HIGH COURT OF SOLOMON ISLANDS


Case name:
Sea King Holdings Ltd v Registrar of Titles


Citation:



Date of decision:
30 September 2020


Parties:
Sea King Holdings Limited v Registrar of Titles, Commissioner of Lands, Japhet Limou


Date of hearing:
7 September 2020 and 14 August 2020


Court file number(s):
384 of 2019


Jurisdiction:
Civil


Place of delivery:
High Court of Solomon Islands, Honiara


Judge(s):
Faukona; PJ


On appeal from:



Order:
1. That the register be rectified in favour of the Claimant of the FTE in Parcel No. 191-023-190 on the ground of mistake.
2. That the PE in PN. 191-023-190 in the name of the third Defendant be converted into FTE and be granted to the Claimant by the second Defendant, the Commissioner Lands.
3. Cost of this hearing be paid by the all the Defendants to the Claimant.


Representation:
Mr. A. Radclyffe for the Claimant
Mr. N. Ofanakwai for the 1st and 2rd Defendant
Mr. N. Puhimana for the 3rd Defendant


Catchwords:



Words and phrases:



Legislation cited:
Land and Titles Act, S.230 (1) (b), S. 228 (1), S. 229 (2), S.62, Land and Titles Act Part V, Division 1


Cases cited:

IN THE HIGH COURT OF SOLOMON ISLANDS
CIVIL JURISDICTION


Civil Case No. 384 of 2019


BETWEEN


SEA KING HOLDINGS LIMITED
Claimant


AND:


REGISTRAR OF TITLES
First Defendant


COMMISSIONER OF LANDS
Second Defendant


JAPHET LIMOU
Third Defendant


Date of Hearing: 7 September 2020 and 14 August 2020
Date of Judgment: 30 September 2020


Mr. A. Radclyffe for the Claimant
Mr. N. Ofanakwai for the 1st and 2nd Defendants
Mr. N. Puhimana for the 3rd Defendant

JUDGMENT

Faukona PJ: A claim was filed by the Claimant on 9th July 2019 for rectification of register for the fixed term estate in Parcel Number: 191-023-177 or 191-023-190 in its favor on the grounds of mistake.

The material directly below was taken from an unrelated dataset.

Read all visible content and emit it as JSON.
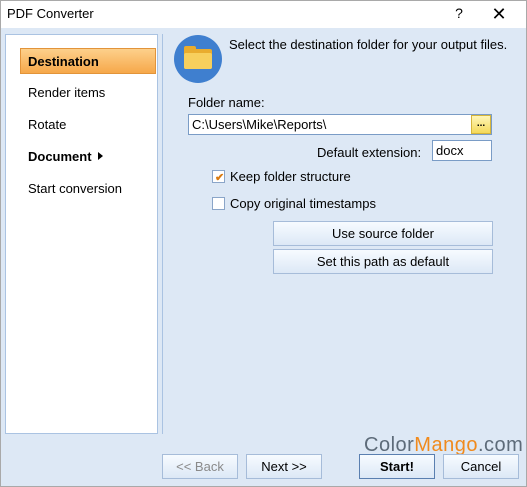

  1. Or in the alternative should rectification is not granted an indemnity from the Government pursuant to section 230(1) (b) of the Land and Titles Act be paid and interest.
  2. There are two major issues which form the core basis of this case. One is whether the procedures to cancel the title of the Claimant in Parcel Number. 191-023-77 complied with the relevant provisions of the Land and Titles Act.
  3. And the other is whether the third Defendant in acquiring the PE (Perpetual estate) tittle to Parcel Number. 191-023-190 was lawful.

Background facts.

  1. The Claimant is a registered company incorporated in Solomon Islands. The Company was owned by the members of the family who were registered as owners of the fixed term estate in Parcel Number 191-023-177.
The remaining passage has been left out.